RE: 1000BASE-T PCS question
- To: Rich Seifert <seifert@xxxxxxxxxx>, Jaime Kardontchik <kardontchik.jaime@xxxxxxxxxxx>, "Chang, Edward S" <Edward.Chang@xxxxxxxxxx>, stds-802-3-hssg@xxxxxxxxxxxxxxxxxx
- Subject: RE: 1000BASE-T PCS question
- From: "Chang, Edward S" <Edward.Chang@xxxxxxxxxx>
- Date: Fri, 28 May 1999 15:05:45 -0400
- Sender: owner-stds-802-3-hssg@xxxxxxxxxxxxxxxxxx
I think all the BER being discussed in the reflector is for exchange of
opinions from variety of disciplines. These valuable opinions from
everyone, which are non-binding opinions, can be further used for the
discussion in future meeting to form up specification eventually.

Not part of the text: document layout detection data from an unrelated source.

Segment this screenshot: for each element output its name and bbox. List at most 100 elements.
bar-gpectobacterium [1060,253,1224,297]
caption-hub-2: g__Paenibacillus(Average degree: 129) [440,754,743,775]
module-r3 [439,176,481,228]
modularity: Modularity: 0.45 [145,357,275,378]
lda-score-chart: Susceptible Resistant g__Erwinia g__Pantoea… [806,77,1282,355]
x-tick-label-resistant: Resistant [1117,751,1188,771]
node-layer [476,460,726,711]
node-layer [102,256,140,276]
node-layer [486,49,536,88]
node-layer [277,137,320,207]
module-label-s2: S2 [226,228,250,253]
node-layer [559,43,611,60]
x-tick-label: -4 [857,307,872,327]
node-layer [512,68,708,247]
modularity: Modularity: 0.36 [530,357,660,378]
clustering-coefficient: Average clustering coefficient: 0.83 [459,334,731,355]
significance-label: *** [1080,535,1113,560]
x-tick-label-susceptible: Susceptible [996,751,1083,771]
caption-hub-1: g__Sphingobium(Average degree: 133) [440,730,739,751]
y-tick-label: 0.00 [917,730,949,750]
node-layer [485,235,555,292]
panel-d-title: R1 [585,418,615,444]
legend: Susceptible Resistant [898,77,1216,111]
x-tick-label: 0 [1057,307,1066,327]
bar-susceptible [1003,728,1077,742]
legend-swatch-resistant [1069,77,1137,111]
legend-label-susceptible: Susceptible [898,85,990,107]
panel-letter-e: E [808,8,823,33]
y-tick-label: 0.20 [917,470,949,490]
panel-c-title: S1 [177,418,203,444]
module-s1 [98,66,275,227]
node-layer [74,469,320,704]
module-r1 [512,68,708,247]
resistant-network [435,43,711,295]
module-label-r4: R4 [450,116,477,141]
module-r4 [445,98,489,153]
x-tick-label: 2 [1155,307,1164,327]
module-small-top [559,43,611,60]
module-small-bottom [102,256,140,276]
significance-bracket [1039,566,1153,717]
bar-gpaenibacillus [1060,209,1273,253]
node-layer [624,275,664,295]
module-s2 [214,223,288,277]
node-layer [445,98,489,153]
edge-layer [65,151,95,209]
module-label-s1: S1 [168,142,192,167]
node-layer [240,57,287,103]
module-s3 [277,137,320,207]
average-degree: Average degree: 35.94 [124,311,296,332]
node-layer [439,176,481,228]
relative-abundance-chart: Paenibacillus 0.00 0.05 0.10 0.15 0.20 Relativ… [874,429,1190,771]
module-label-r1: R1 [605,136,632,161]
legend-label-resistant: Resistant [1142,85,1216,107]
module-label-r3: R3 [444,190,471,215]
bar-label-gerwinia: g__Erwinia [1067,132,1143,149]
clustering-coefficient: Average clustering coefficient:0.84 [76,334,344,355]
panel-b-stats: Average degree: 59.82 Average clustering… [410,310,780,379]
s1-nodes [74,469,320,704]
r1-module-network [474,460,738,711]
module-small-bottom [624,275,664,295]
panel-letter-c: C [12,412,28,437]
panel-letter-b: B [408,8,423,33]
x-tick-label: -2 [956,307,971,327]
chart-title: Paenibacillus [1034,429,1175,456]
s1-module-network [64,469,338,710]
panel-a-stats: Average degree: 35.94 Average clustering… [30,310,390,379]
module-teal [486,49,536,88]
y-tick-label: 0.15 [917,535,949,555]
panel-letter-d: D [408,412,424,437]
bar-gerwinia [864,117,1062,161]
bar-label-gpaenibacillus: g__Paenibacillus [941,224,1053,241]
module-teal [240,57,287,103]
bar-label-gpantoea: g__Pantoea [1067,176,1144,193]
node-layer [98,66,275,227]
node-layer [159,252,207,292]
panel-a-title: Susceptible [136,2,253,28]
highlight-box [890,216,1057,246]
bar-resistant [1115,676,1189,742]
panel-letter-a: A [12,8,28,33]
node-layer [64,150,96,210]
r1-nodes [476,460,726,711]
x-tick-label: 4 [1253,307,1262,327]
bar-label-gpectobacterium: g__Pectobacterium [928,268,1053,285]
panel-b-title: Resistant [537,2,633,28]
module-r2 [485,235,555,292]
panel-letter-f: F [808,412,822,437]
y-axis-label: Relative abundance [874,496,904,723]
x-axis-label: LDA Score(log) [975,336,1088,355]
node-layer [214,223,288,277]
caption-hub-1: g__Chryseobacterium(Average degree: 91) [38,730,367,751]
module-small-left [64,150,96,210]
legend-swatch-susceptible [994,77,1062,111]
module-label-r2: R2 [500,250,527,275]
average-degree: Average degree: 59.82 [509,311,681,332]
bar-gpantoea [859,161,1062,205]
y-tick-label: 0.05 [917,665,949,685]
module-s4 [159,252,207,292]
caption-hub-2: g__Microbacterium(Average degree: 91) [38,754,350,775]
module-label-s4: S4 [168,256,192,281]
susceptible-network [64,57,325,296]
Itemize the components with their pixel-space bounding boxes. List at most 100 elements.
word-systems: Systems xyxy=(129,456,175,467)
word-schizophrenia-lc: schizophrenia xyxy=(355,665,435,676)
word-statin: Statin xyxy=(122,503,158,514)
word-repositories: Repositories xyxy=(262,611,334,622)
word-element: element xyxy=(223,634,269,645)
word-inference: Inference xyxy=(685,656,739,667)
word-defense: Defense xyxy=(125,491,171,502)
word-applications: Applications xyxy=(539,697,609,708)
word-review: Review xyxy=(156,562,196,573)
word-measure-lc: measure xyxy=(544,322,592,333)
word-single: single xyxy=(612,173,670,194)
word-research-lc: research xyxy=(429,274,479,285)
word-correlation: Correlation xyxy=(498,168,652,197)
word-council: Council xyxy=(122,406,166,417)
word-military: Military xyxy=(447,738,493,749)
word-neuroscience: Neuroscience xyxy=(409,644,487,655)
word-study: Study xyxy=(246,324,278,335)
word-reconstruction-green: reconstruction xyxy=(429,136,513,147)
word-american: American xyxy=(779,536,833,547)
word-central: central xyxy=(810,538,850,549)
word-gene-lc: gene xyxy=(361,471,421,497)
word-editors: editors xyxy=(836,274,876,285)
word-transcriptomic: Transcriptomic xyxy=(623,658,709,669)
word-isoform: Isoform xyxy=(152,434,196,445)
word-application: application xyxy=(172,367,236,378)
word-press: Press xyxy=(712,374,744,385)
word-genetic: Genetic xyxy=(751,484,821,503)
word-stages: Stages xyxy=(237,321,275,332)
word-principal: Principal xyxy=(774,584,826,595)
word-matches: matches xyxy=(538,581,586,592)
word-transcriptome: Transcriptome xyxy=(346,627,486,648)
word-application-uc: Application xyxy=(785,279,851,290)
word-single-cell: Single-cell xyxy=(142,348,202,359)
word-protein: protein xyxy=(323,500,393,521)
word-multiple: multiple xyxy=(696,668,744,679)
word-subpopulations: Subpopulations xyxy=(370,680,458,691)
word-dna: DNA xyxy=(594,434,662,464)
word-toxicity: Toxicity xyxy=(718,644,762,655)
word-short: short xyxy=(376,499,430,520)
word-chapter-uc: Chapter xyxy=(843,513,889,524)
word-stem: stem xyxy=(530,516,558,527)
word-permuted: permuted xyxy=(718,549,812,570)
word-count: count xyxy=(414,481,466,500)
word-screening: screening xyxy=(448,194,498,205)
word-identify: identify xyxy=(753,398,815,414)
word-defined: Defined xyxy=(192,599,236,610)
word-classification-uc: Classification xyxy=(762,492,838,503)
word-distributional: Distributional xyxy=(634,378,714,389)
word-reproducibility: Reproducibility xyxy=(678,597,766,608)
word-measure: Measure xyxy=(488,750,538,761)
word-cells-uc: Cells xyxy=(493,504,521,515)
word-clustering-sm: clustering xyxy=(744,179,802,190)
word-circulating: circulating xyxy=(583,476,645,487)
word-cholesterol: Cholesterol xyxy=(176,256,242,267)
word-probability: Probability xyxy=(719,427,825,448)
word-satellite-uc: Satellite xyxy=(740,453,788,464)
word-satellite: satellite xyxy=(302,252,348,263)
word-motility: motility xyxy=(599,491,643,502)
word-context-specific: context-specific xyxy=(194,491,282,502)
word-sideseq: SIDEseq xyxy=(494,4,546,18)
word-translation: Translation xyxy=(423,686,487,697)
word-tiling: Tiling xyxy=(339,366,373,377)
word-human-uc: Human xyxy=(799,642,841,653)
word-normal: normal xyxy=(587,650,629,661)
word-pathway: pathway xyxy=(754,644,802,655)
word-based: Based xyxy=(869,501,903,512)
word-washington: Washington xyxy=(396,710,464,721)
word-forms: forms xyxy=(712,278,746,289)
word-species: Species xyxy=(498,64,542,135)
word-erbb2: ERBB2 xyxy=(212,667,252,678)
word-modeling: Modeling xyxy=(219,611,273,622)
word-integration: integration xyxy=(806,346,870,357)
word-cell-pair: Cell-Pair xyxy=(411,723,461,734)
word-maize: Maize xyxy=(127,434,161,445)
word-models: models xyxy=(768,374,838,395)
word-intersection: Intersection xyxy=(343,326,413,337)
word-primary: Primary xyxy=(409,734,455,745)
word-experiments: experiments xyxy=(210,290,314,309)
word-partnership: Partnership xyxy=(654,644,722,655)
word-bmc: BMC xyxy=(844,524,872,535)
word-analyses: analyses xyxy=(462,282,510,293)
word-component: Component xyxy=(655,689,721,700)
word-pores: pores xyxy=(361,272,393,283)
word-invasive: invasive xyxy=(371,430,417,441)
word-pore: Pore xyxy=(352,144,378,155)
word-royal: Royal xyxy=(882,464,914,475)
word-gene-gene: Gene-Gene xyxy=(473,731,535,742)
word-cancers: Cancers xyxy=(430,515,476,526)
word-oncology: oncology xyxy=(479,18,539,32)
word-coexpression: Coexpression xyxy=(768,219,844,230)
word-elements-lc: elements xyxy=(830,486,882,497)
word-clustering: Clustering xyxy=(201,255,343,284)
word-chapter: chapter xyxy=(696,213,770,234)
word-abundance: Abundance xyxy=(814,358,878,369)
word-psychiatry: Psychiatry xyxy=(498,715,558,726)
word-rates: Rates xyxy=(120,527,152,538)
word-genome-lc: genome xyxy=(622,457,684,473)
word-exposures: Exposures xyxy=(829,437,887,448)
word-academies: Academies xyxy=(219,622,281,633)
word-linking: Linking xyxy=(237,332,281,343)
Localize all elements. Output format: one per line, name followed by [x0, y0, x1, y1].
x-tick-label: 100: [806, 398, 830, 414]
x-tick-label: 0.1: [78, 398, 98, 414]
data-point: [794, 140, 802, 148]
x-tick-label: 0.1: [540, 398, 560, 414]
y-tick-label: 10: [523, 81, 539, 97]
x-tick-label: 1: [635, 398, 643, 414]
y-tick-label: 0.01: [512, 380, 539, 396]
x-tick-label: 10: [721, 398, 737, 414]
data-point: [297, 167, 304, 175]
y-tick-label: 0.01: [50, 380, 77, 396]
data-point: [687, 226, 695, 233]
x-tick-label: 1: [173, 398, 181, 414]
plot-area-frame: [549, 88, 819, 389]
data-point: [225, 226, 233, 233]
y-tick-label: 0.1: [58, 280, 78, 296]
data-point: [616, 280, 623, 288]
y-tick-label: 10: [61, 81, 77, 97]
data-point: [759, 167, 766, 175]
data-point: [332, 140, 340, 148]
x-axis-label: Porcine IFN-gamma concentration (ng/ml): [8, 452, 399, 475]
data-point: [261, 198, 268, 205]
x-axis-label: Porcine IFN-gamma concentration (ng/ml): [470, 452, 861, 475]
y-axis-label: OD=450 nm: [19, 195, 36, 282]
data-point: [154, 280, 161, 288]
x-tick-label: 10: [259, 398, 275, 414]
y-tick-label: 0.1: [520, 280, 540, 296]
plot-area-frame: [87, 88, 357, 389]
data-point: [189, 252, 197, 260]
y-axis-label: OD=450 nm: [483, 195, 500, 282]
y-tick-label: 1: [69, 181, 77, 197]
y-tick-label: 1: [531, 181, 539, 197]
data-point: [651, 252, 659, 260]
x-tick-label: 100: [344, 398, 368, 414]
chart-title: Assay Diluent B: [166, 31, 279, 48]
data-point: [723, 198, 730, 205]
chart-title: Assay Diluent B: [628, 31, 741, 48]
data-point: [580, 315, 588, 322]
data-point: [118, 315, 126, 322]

If you listen to all the opinions, depending on your application, to someone
BER is irrelevant; however, to another one, BER is the key of the
performance specification. The result is a compromised specification.
From: Rich Seifert [mailto:seifert@xxxxxxxxxx]
Sent: Friday, May 28, 1999 2:53 PM
To: Jaime Kardontchik; Chang, Edward S;
Subject: Re: 1000BASE-T PCS question
At 9:11 AM -0700 5/27/99, Jaime Kardontchik wrote:
>My impression is that it would have been much more simpler if the group had
>been called "10-Gigabit-Ethernet" instead of "Higher-Speed Group". At some
>time in the future the group will have to decide what kind of standard to
Well, it was not clear at all (and still is not clear) that a single-speed
10 Gb/s is the goal of all of the study group members, or indeed reflects
the needs of the user community. It is one of the purposes of the Study
Group to determine what speed(s) should be supported in a standard.
>Ethernet standards deliver a BER of 10^(-10).
This is simply not true. The BER spec for 10BASE5 is 10^-9. For 10BASE2 and
10BASE-T, it is 10^-8. For 100BASE-X and 1000BASE-X, it is 10^-12.
The BER goals for any higher-speed standard should be determined by the SG.
Further, BER is really a parameter more relevant to serial transmission
systems that do not use any block-coding; in such systems it is
straightforward to map between the BER and the Frame Loss Rate (a more
significant parameter in a connectionless, best-effort frame delivery
system). We had long discussions both in Fast Ethernet and 1000BASE-T about
how many frame errors are generated by a single bit error, the relationship
between symbol errors and bit errors, etc. In the end, the only observable
characteristic at the MAC service interface is the Frame Loss Rate. I
propose that any future standards work use this parameter to characterize
the error performance of the system, rather than BER.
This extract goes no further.